There’s something about extended family sessions that gets me so excited. I have photographed this crew several times now, and it’s my favorite way to close out the year. I love seeing the cousin relationships grow as the kids get older, and the adults keep me just as entertained as the kids. Cousin time was so important to my childhood, and I love hearing about how important it was to Tanya’s too. She articulates so well why it matters for her to have these memories captured for her children here. Thank you, Tanya, for being so generous with your words.
“We have been at the Magic House for just over two and a half years. In that time, we've celebrated all of Akira's birthdays, Anaïs' 5th and 6th birthdays, one of our wedding anniversaries and more than several handfuls of gatherings. But to me, what makes Magic House so magical is having our now annual New Year's tradition of having the Tampa Clarks visit and having Kaleen document a day of somewhat organized chaos.
I grew up in a big family with loads of cousins, uncles, aunts, grandparents and everyone in between. We would visit each other's houses all over the world (literally--Japan! The Philippines! Canada! The United States!) and no matter how small the home or how large the family, somehow, we always found ways to make physical space for one another. If it meant that kids would have to sleep with their parents, then that was what happened. If it meant that all the cousins were in sleeping bags in the communal living room, ok then. If it meant that siblings had to share a bed and room with others, well, that's what family is for.
These memories I have of my own upbringing are some of the best I have so it's only natural for me to want my own children to have those same experiences. Whenever we anticipate this visit, the air changes. There's an underlying excitement that explodes as soon as we see their car pull into our driveway and the kids spill out to greet each other. There's a comfort in seeing one of my best friends--who also happens to be my sister-in-law--jump out with hugs for everyone. And there's my brother-in-law who somehow manages to bring something to share whether it's homemade dough for fresh bread to be made, coffee, or even discarded/leftover liqueur that they don't even want to drink.
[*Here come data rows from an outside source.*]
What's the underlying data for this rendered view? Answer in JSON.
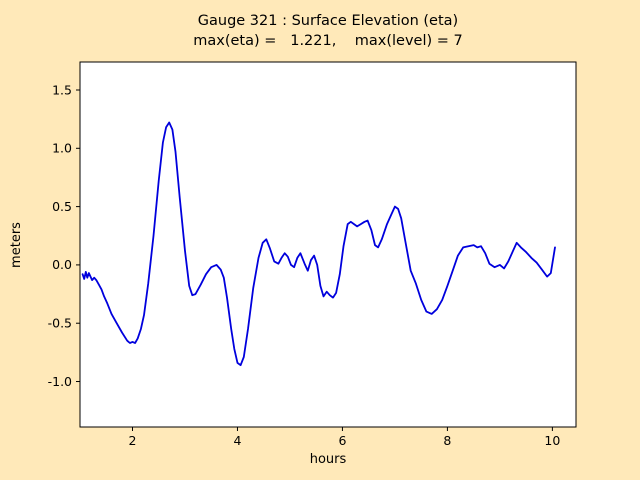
{
  "header": {
    "title": "Gauge 321 : Surface Elevation (eta)",
    "subtitle": "max(eta) =   1.221,    max(level) = 7"
  },
  "chart_data": {
    "type": "line",
    "title": "Gauge 321 : Surface Elevation (eta)",
    "subtitle": "max(eta) =   1.221,    max(level) = 7",
    "max_eta": 1.221,
    "max_level": 7,
    "xlabel": "hours",
    "ylabel": "meters",
    "xlim": [
      1.0,
      10.45
    ],
    "ylim": [
      -1.39,
      1.74
    ],
    "xticks": [
      2,
      4,
      6,
      8,
      10
    ],
    "xtick_labels": [
      "2",
      "4",
      "6",
      "8",
      "10"
    ],
    "yticks": [
      -1.0,
      -0.5,
      0.0,
      0.5,
      1.0,
      1.5
    ],
    "ytick_labels": [
      "-1.0",
      "-0.5",
      "0.0",
      "0.5",
      "1.0",
      "1.5"
    ],
    "grid": false,
    "legend": null,
    "line_color": "#0000dd",
    "line_width": 1.8,
    "background_color": "#ffe9b9",
    "plot_background": "#ffffff",
    "axis_color": "#000000",
    "series": [
      {
        "name": "eta",
        "x": [
          1.05,
          1.08,
          1.11,
          1.14,
          1.17,
          1.2,
          1.23,
          1.27,
          1.31,
          1.36,
          1.41,
          1.46,
          1.52,
          1.6,
          1.7,
          1.8,
          1.9,
          1.95,
          2.0,
          2.05,
          2.1,
          2.16,
          2.22,
          2.3,
          2.4,
          2.5,
          2.58,
          2.64,
          2.7,
          2.76,
          2.82,
          2.9,
          3.0,
          3.08,
          3.14,
          3.2,
          3.3,
          3.4,
          3.5,
          3.6,
          3.68,
          3.74,
          3.8,
          3.88,
          3.94,
          4.0,
          4.06,
          4.12,
          4.2,
          4.3,
          4.4,
          4.48,
          4.55,
          4.62,
          4.7,
          4.78,
          4.84,
          4.9,
          4.96,
          5.02,
          5.08,
          5.14,
          5.2,
          5.28,
          5.34,
          5.4,
          5.46,
          5.52,
          5.58,
          5.64,
          5.7,
          5.76,
          5.82,
          5.88,
          5.95,
          6.02,
          6.1,
          6.16,
          6.22,
          6.28,
          6.35,
          6.42,
          6.48,
          6.55,
          6.62,
          6.68,
          6.75,
          6.85,
          6.93,
          7.0,
          7.06,
          7.12,
          7.2,
          7.3,
          7.4,
          7.5,
          7.6,
          7.7,
          7.8,
          7.9,
          8.0,
          8.1,
          8.2,
          8.3,
          8.4,
          8.5,
          8.57,
          8.64,
          8.72,
          8.8,
          8.9,
          9.0,
          9.08,
          9.16,
          9.25,
          9.32,
          9.4,
          9.5,
          9.6,
          9.7,
          9.8,
          9.9,
          9.97,
          10.05
        ],
        "y": [
          -0.08,
          -0.12,
          -0.06,
          -0.11,
          -0.07,
          -0.1,
          -0.13,
          -0.11,
          -0.13,
          -0.17,
          -0.21,
          -0.27,
          -0.33,
          -0.42,
          -0.5,
          -0.58,
          -0.65,
          -0.67,
          -0.66,
          -0.67,
          -0.63,
          -0.55,
          -0.43,
          -0.16,
          0.25,
          0.72,
          1.05,
          1.18,
          1.221,
          1.16,
          0.97,
          0.58,
          0.12,
          -0.18,
          -0.26,
          -0.25,
          -0.17,
          -0.08,
          -0.02,
          0.0,
          -0.04,
          -0.11,
          -0.28,
          -0.55,
          -0.72,
          -0.84,
          -0.86,
          -0.79,
          -0.55,
          -0.2,
          0.06,
          0.19,
          0.22,
          0.14,
          0.03,
          0.01,
          0.06,
          0.1,
          0.07,
          0.0,
          -0.02,
          0.06,
          0.1,
          0.01,
          -0.05,
          0.04,
          0.08,
          0.0,
          -0.18,
          -0.27,
          -0.23,
          -0.26,
          -0.28,
          -0.24,
          -0.08,
          0.16,
          0.35,
          0.37,
          0.35,
          0.33,
          0.35,
          0.37,
          0.38,
          0.3,
          0.17,
          0.15,
          0.22,
          0.35,
          0.43,
          0.5,
          0.48,
          0.4,
          0.2,
          -0.05,
          -0.16,
          -0.3,
          -0.4,
          -0.42,
          -0.38,
          -0.3,
          -0.18,
          -0.05,
          0.08,
          0.15,
          0.16,
          0.17,
          0.15,
          0.16,
          0.1,
          0.01,
          -0.02,
          0.0,
          -0.03,
          0.03,
          0.12,
          0.19,
          0.15,
          0.11,
          0.06,
          0.02,
          -0.04,
          -0.1,
          -0.07,
          0.15
        ]
      }
    ]
  }
}
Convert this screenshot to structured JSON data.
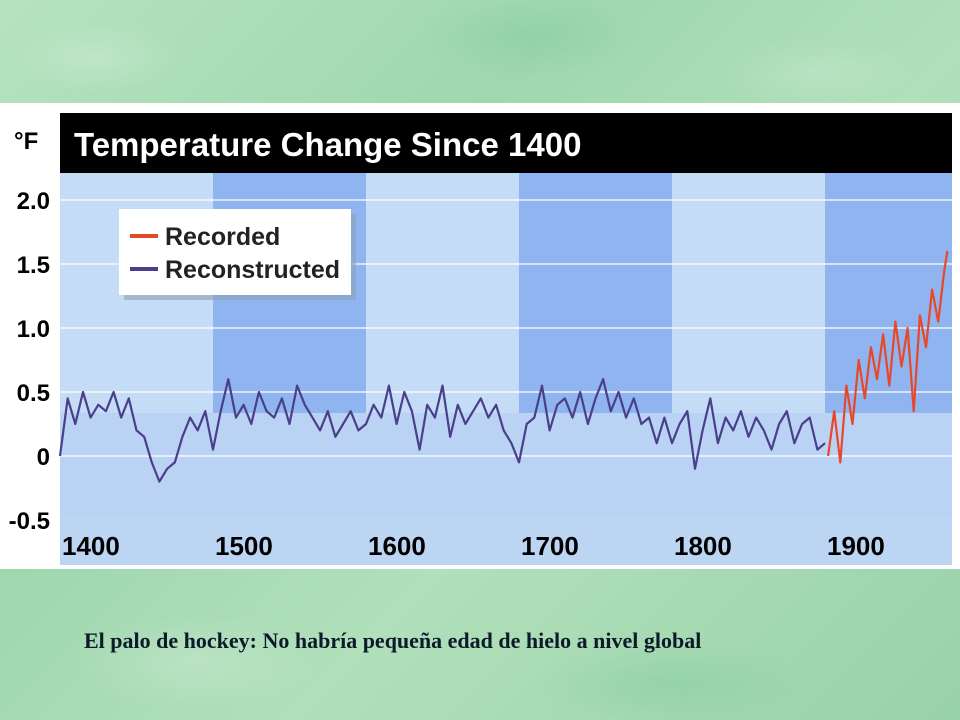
{
  "slide": {
    "caption": "El palo de hockey: No habría pequeña edad de hielo a nivel global"
  },
  "colors": {
    "recorded": "#e8482a",
    "reconstructed": "#4a3f8a",
    "title_bar": "#000000",
    "band_light": "#cfe3f8",
    "band_dark": "#8fb4ef"
  },
  "chart_data": {
    "type": "line",
    "title": "Temperature Change Since 1400",
    "unit_label": "°F",
    "ylim": [
      -0.5,
      2.0
    ],
    "y_ticks": [
      "2.0",
      "1.5",
      "1.0",
      "0.5",
      "0",
      "-0.5"
    ],
    "xlim": [
      1400,
      1980
    ],
    "x_ticks": [
      "1400",
      "1500",
      "1600",
      "1700",
      "1800",
      "1900"
    ],
    "grid": true,
    "legend_position": "top-left",
    "series": [
      {
        "name": "Recorded",
        "x": [
          1902,
          1906,
          1910,
          1914,
          1918,
          1922,
          1926,
          1930,
          1934,
          1938,
          1942,
          1946,
          1950,
          1954,
          1958,
          1962,
          1966,
          1970,
          1974,
          1978,
          1980
        ],
        "values": [
          0.0,
          0.35,
          -0.05,
          0.55,
          0.25,
          0.75,
          0.45,
          0.85,
          0.6,
          0.95,
          0.55,
          1.05,
          0.7,
          1.0,
          0.35,
          1.1,
          0.85,
          1.3,
          1.05,
          1.45,
          1.6
        ]
      },
      {
        "name": "Reconstructed",
        "x": [
          1400,
          1405,
          1410,
          1415,
          1420,
          1425,
          1430,
          1435,
          1440,
          1445,
          1450,
          1455,
          1460,
          1465,
          1470,
          1475,
          1480,
          1485,
          1490,
          1495,
          1500,
          1505,
          1510,
          1515,
          1520,
          1525,
          1530,
          1535,
          1540,
          1545,
          1550,
          1555,
          1560,
          1565,
          1570,
          1575,
          1580,
          1585,
          1590,
          1595,
          1600,
          1605,
          1610,
          1615,
          1620,
          1625,
          1630,
          1635,
          1640,
          1645,
          1650,
          1655,
          1660,
          1665,
          1670,
          1675,
          1680,
          1685,
          1690,
          1695,
          1700,
          1705,
          1710,
          1715,
          1720,
          1725,
          1730,
          1735,
          1740,
          1745,
          1750,
          1755,
          1760,
          1765,
          1770,
          1775,
          1780,
          1785,
          1790,
          1795,
          1800,
          1805,
          1810,
          1815,
          1820,
          1825,
          1830,
          1835,
          1840,
          1845,
          1850,
          1855,
          1860,
          1865,
          1870,
          1875,
          1880,
          1885,
          1890,
          1895,
          1900
        ],
        "values": [
          0.0,
          0.45,
          0.25,
          0.5,
          0.3,
          0.4,
          0.35,
          0.5,
          0.3,
          0.45,
          0.2,
          0.15,
          -0.05,
          -0.2,
          -0.1,
          -0.05,
          0.15,
          0.3,
          0.2,
          0.35,
          0.05,
          0.35,
          0.6,
          0.3,
          0.4,
          0.25,
          0.5,
          0.35,
          0.3,
          0.45,
          0.25,
          0.55,
          0.4,
          0.3,
          0.2,
          0.35,
          0.15,
          0.25,
          0.35,
          0.2,
          0.25,
          0.4,
          0.3,
          0.55,
          0.25,
          0.5,
          0.35,
          0.05,
          0.4,
          0.3,
          0.55,
          0.15,
          0.4,
          0.25,
          0.35,
          0.45,
          0.3,
          0.4,
          0.2,
          0.1,
          -0.05,
          0.25,
          0.3,
          0.55,
          0.2,
          0.4,
          0.45,
          0.3,
          0.5,
          0.25,
          0.45,
          0.6,
          0.35,
          0.5,
          0.3,
          0.45,
          0.25,
          0.3,
          0.1,
          0.3,
          0.1,
          0.25,
          0.35,
          -0.1,
          0.2,
          0.45,
          0.1,
          0.3,
          0.2,
          0.35,
          0.15,
          0.3,
          0.2,
          0.05,
          0.25,
          0.35,
          0.1,
          0.25,
          0.3,
          0.05,
          0.1
        ]
      }
    ]
  }
}
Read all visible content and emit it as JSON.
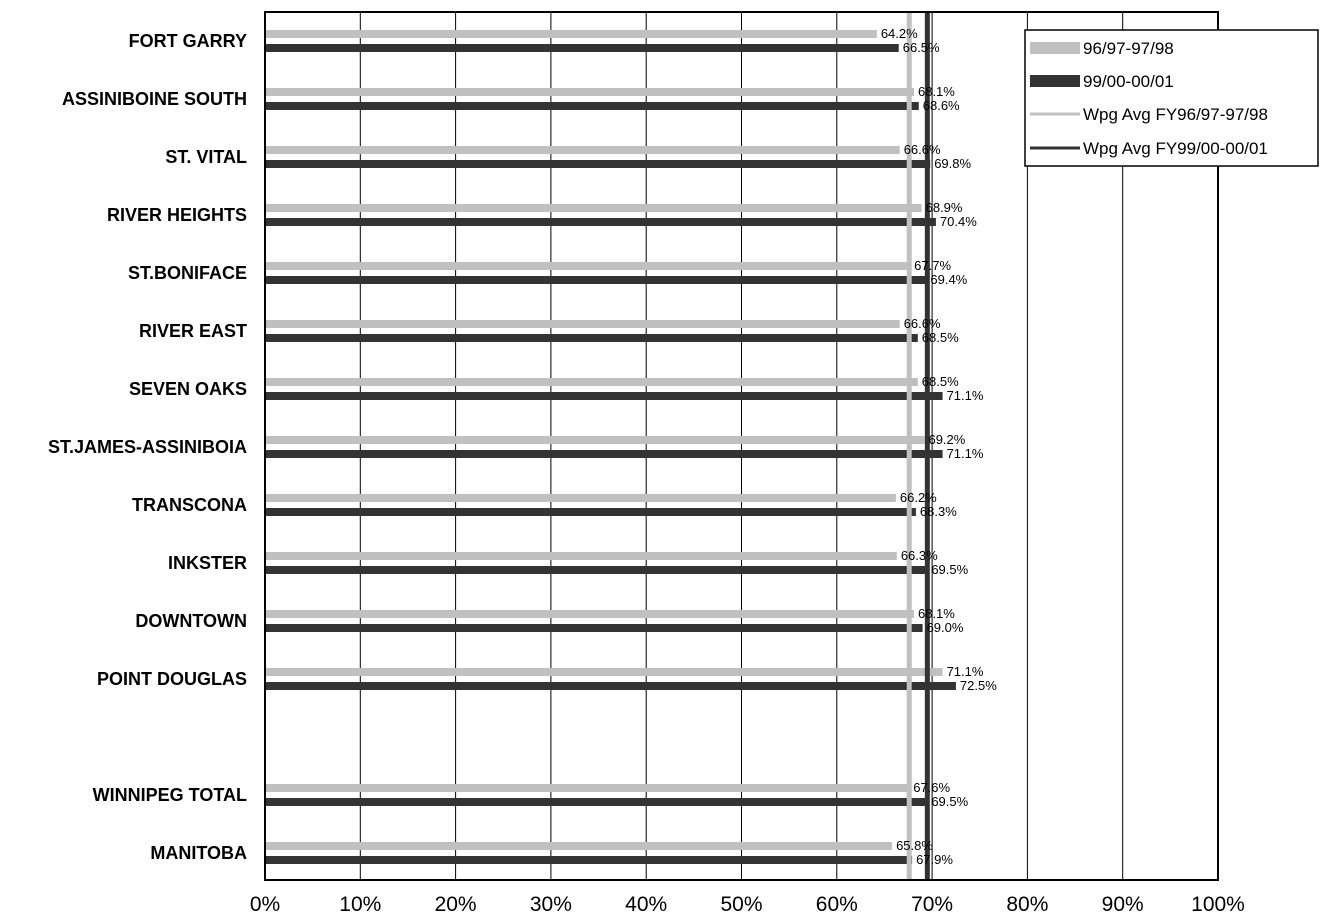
{
  "chart_data": {
    "type": "bar",
    "orientation": "horizontal",
    "categories": [
      "FORT GARRY",
      "ASSINIBOINE SOUTH",
      "ST. VITAL",
      "RIVER HEIGHTS",
      "ST.BONIFACE",
      "RIVER EAST",
      "SEVEN OAKS",
      "ST.JAMES-ASSINIBOIA",
      "TRANSCONA",
      "INKSTER",
      "DOWNTOWN",
      "POINT DOUGLAS",
      "",
      "WINNIPEG TOTAL",
      "MANITOBA"
    ],
    "series": [
      {
        "name": "96/97-97/98",
        "color": "#c0c0c0",
        "values": [
          64.2,
          68.1,
          66.6,
          68.9,
          67.7,
          66.6,
          68.5,
          69.2,
          66.2,
          66.3,
          68.1,
          71.1,
          null,
          67.6,
          65.8
        ],
        "labels": [
          "64.2%",
          "68.1%",
          "66.6%",
          "68.9%",
          "67.7%",
          "66.6%",
          "68.5%",
          "69.2%",
          "66.2%",
          "66.3%",
          "68.1%",
          "71.1%",
          "",
          "67.6%",
          "65.8%"
        ]
      },
      {
        "name": "99/00-00/01",
        "color": "#333333",
        "values": [
          66.5,
          68.6,
          69.8,
          70.4,
          69.4,
          68.5,
          71.1,
          71.1,
          68.3,
          69.5,
          69.0,
          72.5,
          null,
          69.5,
          67.9
        ],
        "labels": [
          "66.5%",
          "68.6%",
          "69.8%",
          "70.4%",
          "69.4%",
          "68.5%",
          "71.1%",
          "71.1%",
          "68.3%",
          "69.5%",
          "69.0%",
          "72.5%",
          "",
          "69.5%",
          "67.9%"
        ]
      }
    ],
    "reference_lines": [
      {
        "name": "Wpg Avg FY96/97-97/98",
        "value": 67.6,
        "color": "#c0c0c0"
      },
      {
        "name": "Wpg Avg FY99/00-00/01",
        "value": 69.5,
        "color": "#333333"
      }
    ],
    "x_ticks": [
      0,
      10,
      20,
      30,
      40,
      50,
      60,
      70,
      80,
      90,
      100
    ],
    "x_tick_labels": [
      "0%",
      "10%",
      "20%",
      "30%",
      "40%",
      "50%",
      "60%",
      "70%",
      "80%",
      "90%",
      "100%"
    ],
    "xlim": [
      0,
      100
    ],
    "grid": "vertical",
    "legend_position": "top-right",
    "title": "",
    "xlabel": "",
    "ylabel": ""
  }
}
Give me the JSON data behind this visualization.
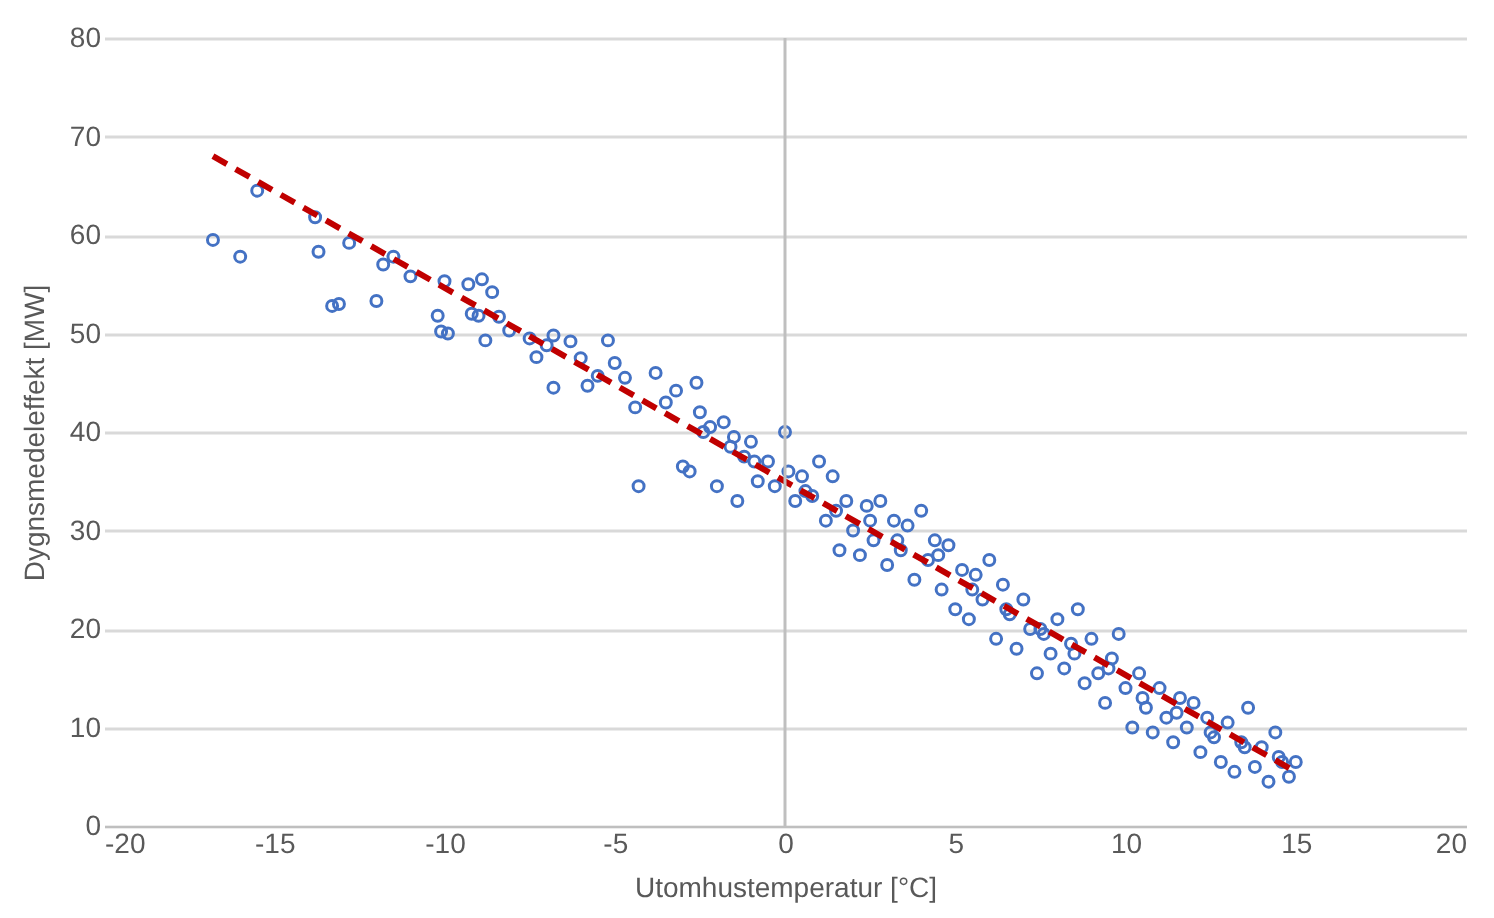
{
  "chart_data": {
    "type": "scatter",
    "xlabel": "Utomhustemperatur [°C]",
    "ylabel": "Dygnsmedeleffekt [MW]",
    "xlim": [
      -20,
      20
    ],
    "xticks": [
      -20,
      -15,
      -10,
      -5,
      0,
      5,
      10,
      15,
      20
    ],
    "ylim": [
      0,
      80
    ],
    "yticks": [
      0,
      10,
      20,
      30,
      40,
      50,
      60,
      70,
      80
    ],
    "grid": "y",
    "ref_lines": [
      {
        "axis": "x",
        "value": 0,
        "color": "#bfbfbf"
      }
    ],
    "series": [
      {
        "marker": "circle",
        "color": "#4472c4",
        "x": [
          -16.8,
          -16,
          -15.5,
          -13.8,
          -13.7,
          -13.3,
          -13.1,
          -12.8,
          -12,
          -11.8,
          -11.5,
          -11,
          -10.2,
          -10.1,
          -9.9,
          -10,
          -9.3,
          -9.2,
          -9,
          -8.9,
          -8.6,
          -8.4,
          -8.8,
          -8.1,
          -7.5,
          -7.3,
          -7,
          -6.8,
          -6.8,
          -6.3,
          -6,
          -5.8,
          -5.5,
          -5.2,
          -5,
          -4.7,
          -4.4,
          -4.3,
          -3.8,
          -3.5,
          -3.2,
          -3,
          -2.8,
          -2.6,
          -2.5,
          -2.2,
          -2,
          -1.8,
          -1.6,
          -1.4,
          -1.2,
          -1,
          -0.8,
          -0.5,
          -0.3,
          0,
          0.1,
          0.3,
          0.5,
          0.8,
          1,
          1.2,
          1.4,
          1.6,
          1.8,
          2,
          2.2,
          2.4,
          2.6,
          2.8,
          3,
          3.2,
          3.4,
          3.6,
          3.8,
          4,
          4.2,
          4.4,
          4.6,
          4.8,
          5,
          5.2,
          5.4,
          5.6,
          5.8,
          6,
          6.2,
          6.4,
          6.6,
          6.8,
          7,
          7.2,
          7.4,
          7.6,
          7.8,
          8,
          8.2,
          8.4,
          8.6,
          8.8,
          9,
          9.2,
          9.4,
          9.6,
          9.8,
          10,
          10.2,
          10.4,
          10.6,
          10.8,
          11,
          11.2,
          11.4,
          11.6,
          11.8,
          12,
          12.2,
          12.4,
          12.6,
          12.8,
          13,
          13.2,
          13.4,
          13.6,
          13.8,
          14,
          14.2,
          14.4,
          14.6,
          14.8,
          15,
          -2.4,
          -1.5,
          -0.9,
          0.6,
          1.5,
          2.5,
          3.3,
          4.5,
          5.5,
          6.5,
          7.5,
          8.5,
          9.5,
          10.5,
          11.5,
          12.5,
          13.5,
          14.5
        ],
        "values": [
          59.5,
          57.8,
          64.5,
          61.8,
          58.3,
          52.8,
          53,
          59.2,
          53.3,
          57,
          57.8,
          55.8,
          51.8,
          50.2,
          50,
          55.3,
          55,
          52,
          51.8,
          55.5,
          54.2,
          51.7,
          49.3,
          50.3,
          49.5,
          47.6,
          48.8,
          49.8,
          44.5,
          49.2,
          47.5,
          44.7,
          45.7,
          49.3,
          47,
          45.5,
          42.5,
          34.5,
          46,
          43,
          44.2,
          36.5,
          36,
          45,
          42,
          40.5,
          34.5,
          41,
          38.5,
          33,
          37.5,
          39,
          35,
          37,
          34.5,
          40,
          36,
          33,
          35.5,
          33.5,
          37,
          31,
          35.5,
          28,
          33,
          30,
          27.5,
          32.5,
          29,
          33,
          26.5,
          31,
          28,
          30.5,
          25,
          32,
          27,
          29,
          24,
          28.5,
          22,
          26,
          21,
          25.5,
          23,
          27,
          19,
          24.5,
          21.5,
          18,
          23,
          20,
          15.5,
          19.5,
          17.5,
          21,
          16,
          18.5,
          22,
          14.5,
          19,
          15.5,
          12.5,
          17,
          19.5,
          14,
          10,
          15.5,
          12,
          9.5,
          14,
          11,
          8.5,
          13,
          10,
          12.5,
          7.5,
          11,
          9,
          6.5,
          10.5,
          5.5,
          8.5,
          12,
          6,
          8,
          4.5,
          9.5,
          6.5,
          5,
          6.5,
          40,
          39.5,
          37,
          34,
          32,
          31,
          29,
          27.5,
          24,
          22,
          20,
          17.5,
          16,
          13,
          11.5,
          9.5,
          8,
          7
        ]
      },
      {
        "type": "line",
        "color": "#c00000",
        "line_style": "dashed",
        "x": [
          -16.8,
          15
        ],
        "values": [
          68,
          5.5
        ]
      }
    ]
  }
}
There's also the familiarity between Jesse and James that hovers in the room. Brothers and confidantes who have literally known each other their whole lives, they share an unshakeable bond that gives me a sneak peek into the future dynamics between my own children.
Growing up, these family visits weren't extraordinary. What I mean is, there wasn't any one particular celebration or milestone to bring us all together. In my mind, these gatherings were just so normal and expected. They were what you did because we didn't live close to each other. It baffled me when I would hear friends in grade school talk about how they had cousins or an aunt who they didn't even know because they never visited them. I couldn't wrap my head around that idea because all of my extended family just seemed like my nuclear family.
The difference this time around, though, is that we’re the parents now. We’re the ones who coordinate and plan and do the hard things. In those in-between spaces when we finally unite, the spaces we don’t notice that slip through cracks in the day, Kaleen is there to snap it up so that we have a tangible memory of something that would otherwise seem forgettable. With stealth and deliberate detail, she freezes all the wonder in the seemingly normal parts of time with a rapid click click click of her camera. It’s like she has an invisibility cloak when she enters our home. And the unnoticed are suddenly front and center, revealing that there is such a tangled web of complicated emotions and beauty in the every day.
With each passing year, my kids and my niece and nephews grow a little bit bigger and our hearts crack a little bit more. We see it in shifts in attitude with the older ones. We see it in the way they play. We hear it in the conversations they have and the jokes they tell. These extended sleepovers that include a lot of noise, makeshift toys, imagination and giggles also somehow preserve childhood enchantment and wonder. I now see more clearly why my own mother made it such a point to visit so many of her siblings when we were small.
So I hope to keep it going. I hope Kaleen will continue to capture all of our feelings, our hopes, our amazement and our love that makes us a family through the lens of her camera.”